第22話 田舎者弓使い、夢を諦めかける
ザナラーンの街での騒動の後、リュートは皆と別れて王都へと歩いていた。
しかしその足取りは非常に重く、今のペースでは間違いなく王国兵士の募集締切に間に合わない程であった。
本当は早く行かないといけないのはわかっている。
だが、どうしてもあの騒動が頭から離れずにいた。
リュートにはどのように考えても、やはり理解出来ない事だった。
まず、街で助けた女性の事。
村にいた頃は、全員が生きる事が最優先で、男は狩りの腕を愚直に磨き、女は良い男に選んでもらって支えられるよう、美容と家事習得に全力を注いでいた。
その為、自ら死を望む女性の気持ちがこれ微塵も理解出来なかった。
そして結果、自爆をして盗賊や王国兵士を相当数道連れにしたのだ。
命を粗末にするどころか、助けに来た王国兵士すら犠牲にしてでも盗賊を滅ぼしたあの女性に対して「何故その執着を生きる事に使えなかったのか」と思ってしまうのだ。
そして一番リュートの歩みを重くしている事があった。
それは、皆と別れた際に、ガンツから言われた一言だ。
「リュート、王都を目指すならこれだけは言わせてくれ。お前が村でどのような生活をしていたかはわからないけど、お前が思っている程都会というのは煌びやかな世界じゃない。むしろ、人間の黒い部分が渦巻いている世界だ」
人間の黒い部分?
リュートはあまりよく理解出来ていないが、ガンツは構わず続ける。
「自分の利益の為に平気で他人を蹴落とす者、何かしらの理由で絶望して自ら死ぬ者、自分の快楽の為に人を殺める者。本当に様々な《もの》を抱えて生活をしている。都会になればなるほど、そういった人間の黒い一面を沢山見る事になるだろう。そしてそれに嫌気が差し、実家に帰る者も多いんだ。お前はそれでも、本当に王都を目指すのか?」
リュートは、何も言えなかった。
これから先、今回みたいな事に遭遇する可能性が高くなるのだろう。
自分自身、それに耐えられるのだろうか?
今でさえ自身との考え方の違いでショックを受けているのに、まだその先もあると考えると、リュートは何も言う事が出来なかった。

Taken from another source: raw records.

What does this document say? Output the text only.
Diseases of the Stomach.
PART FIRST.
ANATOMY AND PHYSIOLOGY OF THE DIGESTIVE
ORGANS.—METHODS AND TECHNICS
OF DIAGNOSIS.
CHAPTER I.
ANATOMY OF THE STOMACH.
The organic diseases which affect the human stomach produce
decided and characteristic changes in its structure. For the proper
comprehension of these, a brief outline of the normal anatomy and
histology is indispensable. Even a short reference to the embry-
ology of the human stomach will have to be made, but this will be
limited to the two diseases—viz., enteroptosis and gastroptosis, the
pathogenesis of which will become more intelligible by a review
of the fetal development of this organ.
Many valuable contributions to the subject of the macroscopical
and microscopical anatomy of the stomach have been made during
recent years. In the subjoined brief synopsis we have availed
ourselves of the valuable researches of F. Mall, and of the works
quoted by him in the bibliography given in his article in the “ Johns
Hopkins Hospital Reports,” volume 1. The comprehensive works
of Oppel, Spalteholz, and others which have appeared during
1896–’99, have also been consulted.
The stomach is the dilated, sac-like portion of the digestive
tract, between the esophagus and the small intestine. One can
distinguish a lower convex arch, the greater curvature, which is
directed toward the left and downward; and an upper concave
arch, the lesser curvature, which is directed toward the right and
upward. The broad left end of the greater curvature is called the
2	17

ガンツはそんな落ち込んでいるリュートを見て、小さな笑みを浮かべる。
「……しっかりと考えてみるといい。理想と現実は大きく違うものだ。もしそれでも夢を叶えたいのであれば、王都で会って一緒に飯でも食おう」
そう言って、リュートの肩に手を優しく添えた後、王都方面に向かって歩き出していく。
その後に続いてリック、カズネも続いていく。
リュートに言葉はかけない。
だが、二人共無言でリュートにエールを送っていた。
「絶対に立ち直れ。そして王都で再会しよう」
と。
王国兵士達も何とか立ち上がり、王都に向けて歩き出してザナラーンを後にした。
皆、あんな事があったのに立ち止まらず、歩き出せたのだ。
(都会の人間は、こんな事慣れっこだべか?)
違う、慣れているのではない。
辛い状況があったとしても、無理矢理に気持ちを奮い立たせる術を知っているだけだ。
だが、リュートにはその方法がわからなかった。
そしてとりあえず、王都に向けて歩く事にした。
リュートは村にいた時代、比較的に何でも出来た。
弓も自然と効率よく練習をし、身体も成長した頃には村一番の狩人になる事が出来た。
故に、リュートは挫折を経験した覚えが一切なかったのだ。
今まさに、生まれて初めて自分の進むべき道に対して、自信を喪失していた。
この先もやっていけるのだろうか?
弓の実力だけじゃだめなのだろうか?
そんなの、誰も教えてくれなかった。
「オラ、どうしたらいいんだべか?」
リュートは頭が混乱してしまい、まだ日が明るいのに足を止め、適当な薪を集めて野宿の準備を始める。
もう、何が何だかわからなくなってしまい、歩きたくなくなってしまったのだ。
空腹を満たしては考えに耽るが、答えは出ずに寝る。
そして起きて朝食を取ってまた暫く考えて、余計に混乱してまた歩き始める。
歩きながらもぼんやりと考えるが、答えは出ない。
気が付いたら日が落ちていたので、急いで野宿の準備をする。
適当に食事を取ってまた考え始めるが、結局は考えがまとまらず。
こんな調子を三日間繰り返していたが、未だに納得出来る答えは出なかった。
それでもゆっくりと王都への歩みは止めなかった。
ただ、本能的に「とりあえず行動してみよう」と動いていたのだった。
しかし、時間とは無常である。
今から走っても、馬車に乗ったとしても、今年度の王国兵士募集締切には間に合うのは不可能だった。